DataMirror
- Type: Subsidiary of public company
- Industry: Computer software
- Founded: 1993; 33 years ago
- Headquarters: Markham, Ontario
- Key people: Nigel W. Stokes (Co-founder, Chairman of the Board, CEO)
- Products: Data integration, protection, auditing, and capture
- Revenue: ▲$44.7 million USD (2006)
- Net income: ▼$3.68 million USD (2006)
- Number of employees: 220 (2006)
- Parent: IBM
- Website: www.datamirror.com

= DataMirror =

Software company in Canada

DataMirror Corporation, founded in 1993, was a computer software company based in Markham, Ontario, Canada with offices in several countries. The company provides real-time data integration, protection, and Java database products, and in 2006 claimed to have over 2100 business customers in industries including healthcare, retail, telecommunications, and financial services.

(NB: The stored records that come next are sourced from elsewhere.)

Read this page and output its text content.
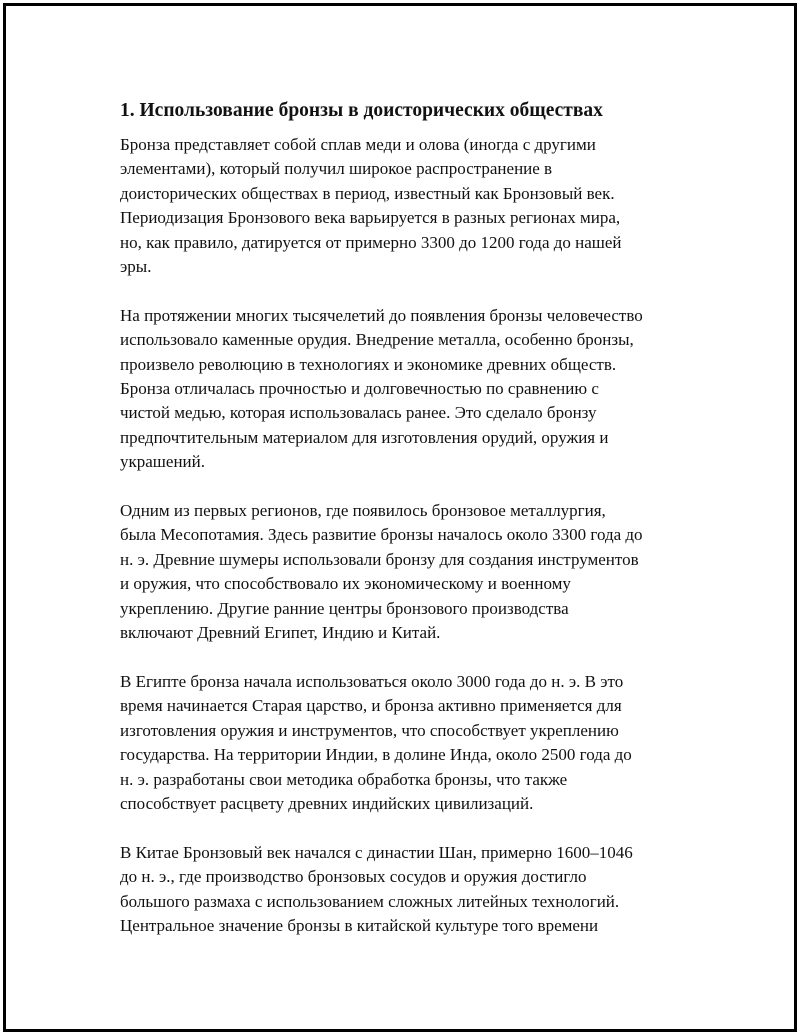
1. Использование бронзы в доисторических обществах
Бронза представляет собой сплав меди и олова (иногда с другими
элементами), который получил широкое распространение в
доисторических обществах в период, известный как Бронзовый век.
Периодизация Бронзового века варьируется в разных регионах мира,
но, как правило, датируется от примерно 3300 до 1200 года до нашей
эры.
На протяжении многих тысячелетий до появления бронзы человечество
использовало каменные орудия. Внедрение металла, особенно бронзы,
произвело революцию в технологиях и экономике древних обществ.
Бронза отличалась прочностью и долговечностью по сравнению с
чистой медью, которая использовалась ранее. Это сделало бронзу
предпочтительным материалом для изготовления орудий, оружия и
украшений.
Одним из первых регионов, где появилось бронзовое металлургия,
была Месопотамия. Здесь развитие бронзы началось около 3300 года до
н. э. Древние шумеры использовали бронзу для создания инструментов
и оружия, что способствовало их экономическому и военному
укреплению. Другие ранние центры бронзового производства
включают Древний Египет, Индию и Китай.
В Египте бронза начала использоваться около 3000 года до н. э. В это
время начинается Старая царство, и бронза активно применяется для
изготовления оружия и инструментов, что способствует укреплению
государства. На территории Индии, в долине Инда, около 2500 года до
н. э. разработаны свои методика обработка бронзы, что также
способствует расцвету древних индийских цивилизаций.
В Китае Бронзовый век начался с династии Шан, примерно 1600–1046
до н. э., где производство бронзовых сосудов и оружия достигло
большого размаха с использованием сложных литейных технологий.
Центральное значение бронзы в китайской культуре того времени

In 2007, the company was acquired by IBM.

==History==
- 1993 - DataMirror was founded
- 1996 - DataMirror had its initial public offering
- 1997 - DataMirror acquired SQLPump from SoftQuest Corp.
- 1998 - DataMirror acquired mpc-Software GmbH, a software distributor located in Frankfurt, Germany
- 2000 - DataMirror purchased assets of Constellar Corp, makers of Constellar Hub
- 2001 - DataMirror acquired BDI Systems, Inc. which builds bi-directional, Java-based, data transformation software that exchanges data between XML, relational database and text formats.
- 2003 - DataMirror completed acquisition of PointBase, makers of a Java database
- 2003 - DataMirror acquired assets of bankrupt SmartSales, maker of sales force automation products
- 2004 - DataMirror divested interest in Idion Technology Holdings, of South Africa
- 2007 - On 16 Jul 2007, IBM purchased all of the outstanding DataMirror common shares at a price of C$27.00 per common share payable in cash, amounting to total consideration of approximately C$170 million (approximately US$161 million).
- 2007 - 04 Sept 2007, IBM (NYSE: IBM) announced it had completed its acquisition of DataMirror.
- 2012 - 04 Jan 2012, IBM (NYSE: IBM) announced it had completed its sale of its iCluster software business to Rocket Software, a privately held company based in Waltham, MA. iCluster software was originally acquired by IBM when it acquired DataMirror Corporation in 2007.

==Products==
- Transformation Server - Real-time bi-directional replication for loading a data warehouse, synchronizing data between existing systems and Web applications, or distributing data between different applications for decision-making
- iCluster - aims to ensure high availability of business applications and provide disaster avoidance and protection for IBM i systems
- LiveAudit - provides an audit trail of data changes aimed at reducing fraud, improving customer service and accountability, ensuring compliance with industry regulations, and managing and protecting data assets
- iReflect - provides a consistent, updated view of information by distributing and consolidating data in real-time between Oracle databases
- Transformation Server/Event Server – detects events as they occur in production applications and creates business information to feed into the message queues of several enterprise application integration (EAI), business process management (BPM) and service-oriented architecture (SOA) environments
- PointBase - a SQL92/99 JDBC-compliant Java relational database.